Ask HN: Working with CPG Retail Data
6 by NickFanion | 5 comments on Hacker News.
I work in the consumer packaged goods (CPG) industry. Specifically the US market. Think of the sorts of items you buy on a consistent basis at a grocery, big box, club, or drug store. Everything from bagged salad to cough syrup. Over the past several years I’ve worked at a mid-size company and moved from a basic analyst role to wearing several data hats. Mostly taking on data engineering and business intelligence tasks. The hot thing right now is Power BI reporting, so I build out data pipelines, create data models, and design Power BI reports. This has lead to a lot of career success at my company, but lately I’ve been more and more frustrated by the seemingly antiquated data practices in the CPG industry.
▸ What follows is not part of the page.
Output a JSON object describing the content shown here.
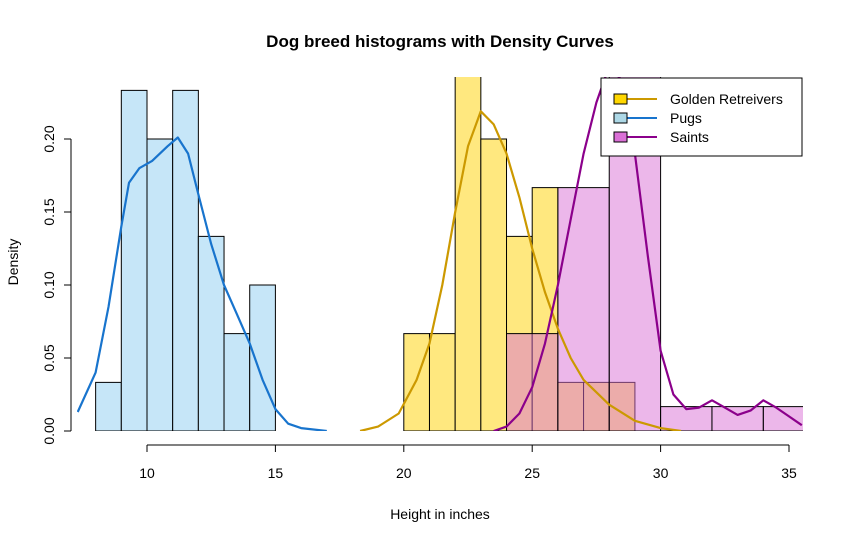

My company is a bit unique in that we are not a single retailer or manufacturer. We work with CPG brands and retailers across the entire country. This means we rely heavily on syndicated retail data from providers like Circana (merger between IRI and The NPD Group) and NielsenIQ (NIQ). They get retail scan data from almost every CPG retailer in the country. Except some retailers are exclusive to one platform, so you’ll never have a complete picture without both. However, Circana and NIQ do not make it easy to extract what I consider medium-size data. Everything is a portal with data presented across various “dashboards” and rudimentary no-code report creator web apps. The minute you ask about an API or data transfer service they wonder why you would ever want to leave their platform. And when you do convince your company to purchase large data extract access or similar (why do we need that when we have “analysts” who can extract hundreds of small data pieces through the web portal?), you find out it’s incredibly fragile, inflexible, slow, and unreliable. The pricing for access is never transparent either. In some cases, I can access a retailers’ data directly (for the manufacturers my company works with) though their web portal and reverse engineer an API. But that’s typically a limited data set and more supply chain focused. Has anyone developed a successful data strategy in the CPG realm? Is there an opportunity here to solve these problems? Are these normal problems in tech/other industries?